A poem by Theodosia Garrison

The houseful that we were then, you could count us by the dozens,
The wonder was that sometimes the old walls wouldn't burst:
Herself (the Lord be good to her!), the aunts and rafts of cousins,
The young folks and the children,--but Himself came first.

Master of the House he was, and well for them that knew it:
His cheeks like winter apples and his head like snow;
Eyes as blue as water when the sun of March shines through it.
And steppin' like a soldier with his stick held so.

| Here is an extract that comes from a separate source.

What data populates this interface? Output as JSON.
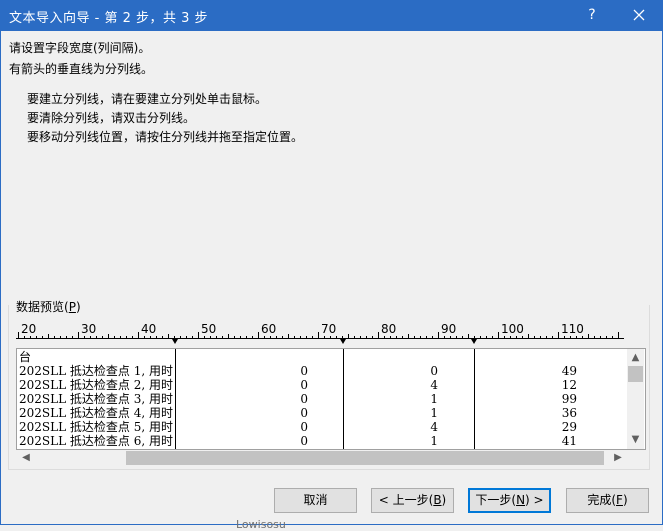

Faith, but he could tell a tale would serve a man for wages,
Sing a song would put the joy of dancin' in two sticks;
But Saints between themselves and harm that saw him in his rages,
Blazin' and oratin' over chess and politics.

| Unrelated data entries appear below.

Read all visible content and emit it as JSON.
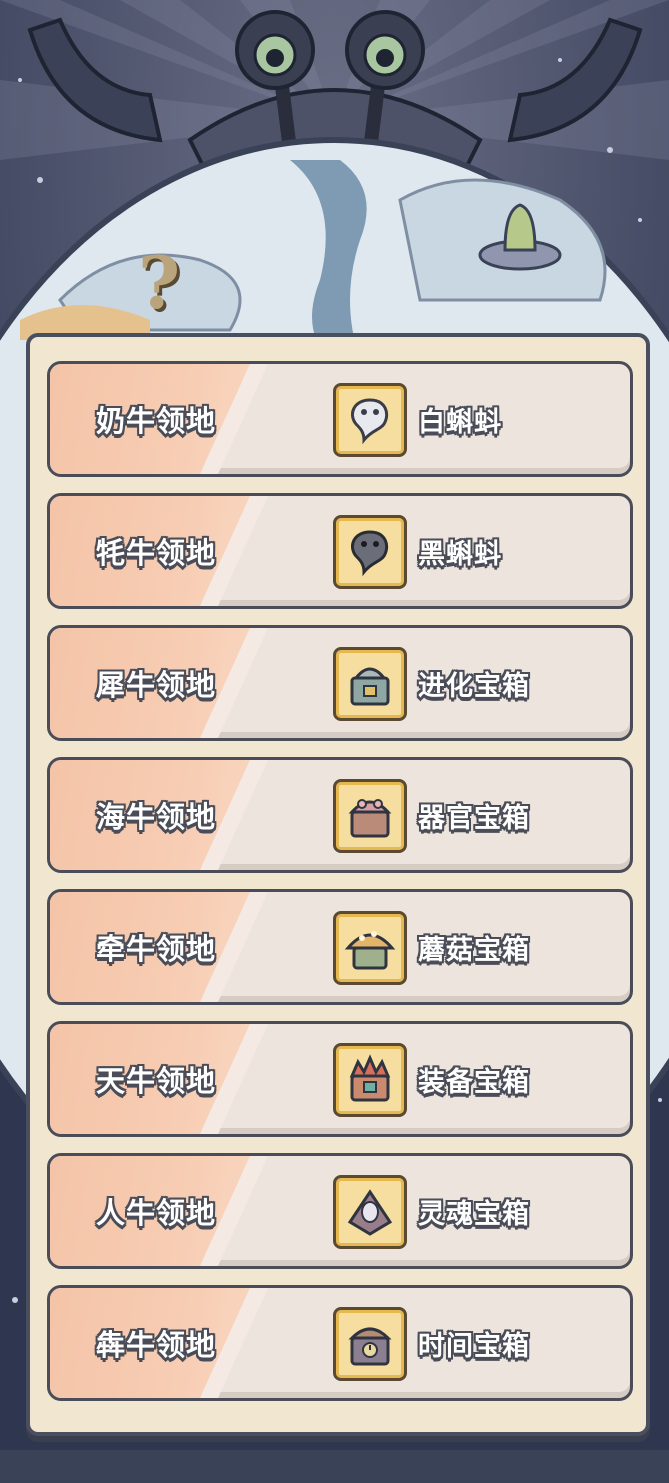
{
  "decor": {
    "mystery_mark": "?"
  },
  "colors": {
    "panel_bg": "#f1e6d0",
    "row_bg": "#ece4dd",
    "stripe": "#f4c4a8",
    "outline": "#4a4d58",
    "icon_bg": "#f6dea0"
  },
  "rows": [
    {
      "territory": "奶牛领地",
      "reward": "白蝌蚪",
      "icon": "white-tadpole-icon"
    },
    {
      "territory": "牦牛领地",
      "reward": "黑蝌蚪",
      "icon": "black-tadpole-icon"
    },
    {
      "territory": "犀牛领地",
      "reward": "进化宝箱",
      "icon": "evolution-chest-icon"
    },
    {
      "territory": "海牛领地",
      "reward": "器官宝箱",
      "icon": "organ-chest-icon"
    },
    {
      "territory": "牵牛领地",
      "reward": "蘑菇宝箱",
      "icon": "mushroom-chest-icon"
    },
    {
      "territory": "天牛领地",
      "reward": "装备宝箱",
      "icon": "equipment-chest-icon"
    },
    {
      "territory": "人牛领地",
      "reward": "灵魂宝箱",
      "icon": "soul-chest-icon"
    },
    {
      "territory": "犇牛领地",
      "reward": "时间宝箱",
      "icon": "time-chest-icon"
    }
  ]
}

Master of the House he was, and that beyond all sayin',
Eh, the times I've heard him exhortin' from his chair
The like of any Bishop, yet snappin' off his prayin'
To put the curse on Phelan's dog for howlin' in the prayer.

The times I've seen him walkin' out like Solomon in glory,
Salutin' with great elegance the gentry he might meet;
An eye for every pretty girl, an ear for every story,
And takin' as his just deserts the middle of the street.

Master of the House, with much to love and be forgiven,--
Yet, thinkin' of Himself to-day--Himself--I see him go
With that old light step of his, across the Courts of Heaven,
His hat a little sideways and his stick held so.